The attorney general and other officials left the ceremony without saying what basic resources the new unit could count on — like an operating budget or even office space. One concrete figure they did offer was the number of investigators in the unit: 12.
That number strikes many as grossly inadequate.
According to official statistics released in February, more than 26,000 people went missing in Mexico in the six year term of former President Felipe Calderón, a number comparable to the crisis of disappeared persons during Argentina’s military regime from 1976 to 1983.
Relatives of the disappeared say the Mexican government has failed to deal with the crisis head-on, forcing many families to conduct their own private investigations.
Yolanda Morán spoke at a Mother’s Day march earlier this month. She says her son was abducted by soldiers and never heard from again. And she says the investigative burden is squarely on the families.
“We’ve become investigators,” she said. “We’re the ones who’ve given the most information to the detectives; enough for them to have done their jobs already. The last administration wasted time. We want the new security strategies to include real case work and searches because it’s not fair that we have to do this with our own resources.”
Private investigations have their limits, especially when it comes to arresting suspects, exhuming possible mass grave sites and conducting forensics work. A common complaint among families who have carried out investigations is that authorities have failed to act in a timely manner on information they’ve provided, which could help solve or advance their cases.
At Monday’s ceremony, Karam said one aim of the new special investigative unit was to destroy the “bureaucratic labyrinth” families encounter.
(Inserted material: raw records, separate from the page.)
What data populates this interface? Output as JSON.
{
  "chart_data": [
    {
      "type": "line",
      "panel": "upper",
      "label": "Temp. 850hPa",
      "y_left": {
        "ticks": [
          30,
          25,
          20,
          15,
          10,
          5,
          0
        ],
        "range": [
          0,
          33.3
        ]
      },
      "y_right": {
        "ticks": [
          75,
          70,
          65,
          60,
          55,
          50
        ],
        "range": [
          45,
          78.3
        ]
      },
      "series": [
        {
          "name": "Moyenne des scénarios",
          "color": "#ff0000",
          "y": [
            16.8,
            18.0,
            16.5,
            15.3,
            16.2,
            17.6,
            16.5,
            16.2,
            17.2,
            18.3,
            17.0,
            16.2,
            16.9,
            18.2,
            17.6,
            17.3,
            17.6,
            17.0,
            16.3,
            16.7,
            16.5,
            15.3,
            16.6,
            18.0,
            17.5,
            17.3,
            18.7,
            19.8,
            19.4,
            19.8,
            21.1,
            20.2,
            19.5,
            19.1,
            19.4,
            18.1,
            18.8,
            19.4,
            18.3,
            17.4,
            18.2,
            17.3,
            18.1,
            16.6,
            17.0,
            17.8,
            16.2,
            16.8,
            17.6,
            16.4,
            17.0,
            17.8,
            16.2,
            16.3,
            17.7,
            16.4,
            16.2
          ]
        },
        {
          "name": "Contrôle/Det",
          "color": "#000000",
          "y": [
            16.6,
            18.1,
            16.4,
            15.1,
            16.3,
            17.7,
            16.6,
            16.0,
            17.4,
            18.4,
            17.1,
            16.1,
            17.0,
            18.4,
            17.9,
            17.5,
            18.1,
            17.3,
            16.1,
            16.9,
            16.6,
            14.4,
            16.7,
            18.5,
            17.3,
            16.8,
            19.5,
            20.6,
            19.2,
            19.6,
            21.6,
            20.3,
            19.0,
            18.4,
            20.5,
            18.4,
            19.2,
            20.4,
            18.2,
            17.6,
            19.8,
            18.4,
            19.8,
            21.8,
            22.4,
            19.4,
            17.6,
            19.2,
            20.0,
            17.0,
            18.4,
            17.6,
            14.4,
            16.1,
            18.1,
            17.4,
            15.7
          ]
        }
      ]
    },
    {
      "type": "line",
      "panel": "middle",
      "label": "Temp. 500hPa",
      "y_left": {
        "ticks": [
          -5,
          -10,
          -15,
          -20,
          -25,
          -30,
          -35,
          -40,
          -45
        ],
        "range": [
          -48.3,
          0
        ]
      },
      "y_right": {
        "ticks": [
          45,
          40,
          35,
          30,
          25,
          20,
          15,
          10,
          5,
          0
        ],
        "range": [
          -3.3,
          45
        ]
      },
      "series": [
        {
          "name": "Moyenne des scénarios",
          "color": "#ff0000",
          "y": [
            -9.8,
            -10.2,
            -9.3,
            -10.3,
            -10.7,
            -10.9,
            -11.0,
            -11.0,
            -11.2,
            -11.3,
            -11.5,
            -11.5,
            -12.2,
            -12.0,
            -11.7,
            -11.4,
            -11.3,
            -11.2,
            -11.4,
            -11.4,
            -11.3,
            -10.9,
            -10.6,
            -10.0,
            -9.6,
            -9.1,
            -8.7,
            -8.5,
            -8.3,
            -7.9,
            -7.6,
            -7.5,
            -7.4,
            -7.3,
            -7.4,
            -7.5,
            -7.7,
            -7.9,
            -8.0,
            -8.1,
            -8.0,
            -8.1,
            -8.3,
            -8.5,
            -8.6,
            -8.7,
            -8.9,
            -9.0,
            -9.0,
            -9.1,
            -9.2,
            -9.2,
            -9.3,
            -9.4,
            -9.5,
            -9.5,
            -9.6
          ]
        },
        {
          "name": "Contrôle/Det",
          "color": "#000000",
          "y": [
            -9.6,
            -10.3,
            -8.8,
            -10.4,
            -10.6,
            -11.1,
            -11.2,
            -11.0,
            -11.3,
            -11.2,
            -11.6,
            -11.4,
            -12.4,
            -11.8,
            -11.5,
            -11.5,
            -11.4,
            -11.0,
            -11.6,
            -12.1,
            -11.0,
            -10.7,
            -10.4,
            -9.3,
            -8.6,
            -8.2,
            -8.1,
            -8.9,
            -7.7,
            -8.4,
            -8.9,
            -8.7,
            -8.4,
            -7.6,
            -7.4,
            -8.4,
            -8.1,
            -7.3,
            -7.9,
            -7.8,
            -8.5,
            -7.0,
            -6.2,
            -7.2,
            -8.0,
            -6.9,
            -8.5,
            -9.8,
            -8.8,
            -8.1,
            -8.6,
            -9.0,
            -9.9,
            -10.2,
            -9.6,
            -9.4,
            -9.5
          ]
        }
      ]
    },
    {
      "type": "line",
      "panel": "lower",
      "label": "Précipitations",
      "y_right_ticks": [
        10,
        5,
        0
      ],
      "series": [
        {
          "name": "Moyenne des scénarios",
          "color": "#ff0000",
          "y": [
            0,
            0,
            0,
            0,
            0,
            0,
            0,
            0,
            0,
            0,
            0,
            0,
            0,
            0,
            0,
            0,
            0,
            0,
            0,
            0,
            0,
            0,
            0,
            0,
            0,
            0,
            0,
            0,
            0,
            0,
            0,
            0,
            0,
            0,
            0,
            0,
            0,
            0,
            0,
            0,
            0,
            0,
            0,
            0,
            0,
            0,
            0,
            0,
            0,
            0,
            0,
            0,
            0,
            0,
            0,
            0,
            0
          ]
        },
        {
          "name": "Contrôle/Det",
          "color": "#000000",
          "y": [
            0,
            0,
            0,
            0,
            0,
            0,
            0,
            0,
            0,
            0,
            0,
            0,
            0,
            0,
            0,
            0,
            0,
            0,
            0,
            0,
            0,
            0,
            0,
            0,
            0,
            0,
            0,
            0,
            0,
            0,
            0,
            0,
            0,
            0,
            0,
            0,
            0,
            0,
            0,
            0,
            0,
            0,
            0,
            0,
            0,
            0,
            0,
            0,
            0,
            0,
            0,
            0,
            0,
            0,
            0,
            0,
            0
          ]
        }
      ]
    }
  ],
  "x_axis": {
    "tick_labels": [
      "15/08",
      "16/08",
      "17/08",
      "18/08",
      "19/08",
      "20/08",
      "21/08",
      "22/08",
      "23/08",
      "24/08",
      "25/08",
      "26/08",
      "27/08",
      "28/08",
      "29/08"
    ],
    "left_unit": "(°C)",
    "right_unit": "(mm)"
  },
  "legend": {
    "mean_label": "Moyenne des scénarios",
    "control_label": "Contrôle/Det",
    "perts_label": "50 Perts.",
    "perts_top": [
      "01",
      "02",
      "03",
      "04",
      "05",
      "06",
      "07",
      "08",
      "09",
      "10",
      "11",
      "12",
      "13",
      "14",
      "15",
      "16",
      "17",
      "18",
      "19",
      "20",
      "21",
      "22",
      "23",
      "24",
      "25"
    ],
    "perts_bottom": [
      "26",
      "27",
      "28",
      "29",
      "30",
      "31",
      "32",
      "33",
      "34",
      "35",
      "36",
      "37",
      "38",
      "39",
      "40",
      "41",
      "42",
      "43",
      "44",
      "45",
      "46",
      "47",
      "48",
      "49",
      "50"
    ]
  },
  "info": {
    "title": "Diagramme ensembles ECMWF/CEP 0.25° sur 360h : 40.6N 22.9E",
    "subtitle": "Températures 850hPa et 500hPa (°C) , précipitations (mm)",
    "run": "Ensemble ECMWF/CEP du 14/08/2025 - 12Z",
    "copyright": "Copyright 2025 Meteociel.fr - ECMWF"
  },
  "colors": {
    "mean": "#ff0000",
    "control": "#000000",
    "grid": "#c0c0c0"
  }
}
He also said that oversight by victims groups would play a key role in this regard.
But families of the missing are tired of what they say are empty promises.
Even the new unit unveiled on Monday is an example of that.
Its creation was first announced three months ago by Mexico’s Interior Ministry.
But even now, almost everything about how the unit is supposed work remains unclear.
Atanacio Rodríguez, who participated in a recent hunger strike by relatives, says people are growing more and more frustrated in their dealings with the authorities.
“They’re always giving us the runaround,” said Rodríguez. “We don’t want them to keep playing with our pain. Even though they play with our hopes, with our personal finances, and they send us like ping pong balls around to different offices while nobody solves anything. No one even gives us the hope of being able to find out what happened to our sons and daughters.”
With this week’s announcement, the government of President Enrique Peña Nieto is promising once again to change that.
Just how long the special investigative unit takes to begin operating, and the way the unit handles cases, will reveal how serious President Peña Nieto is about keeping that promise.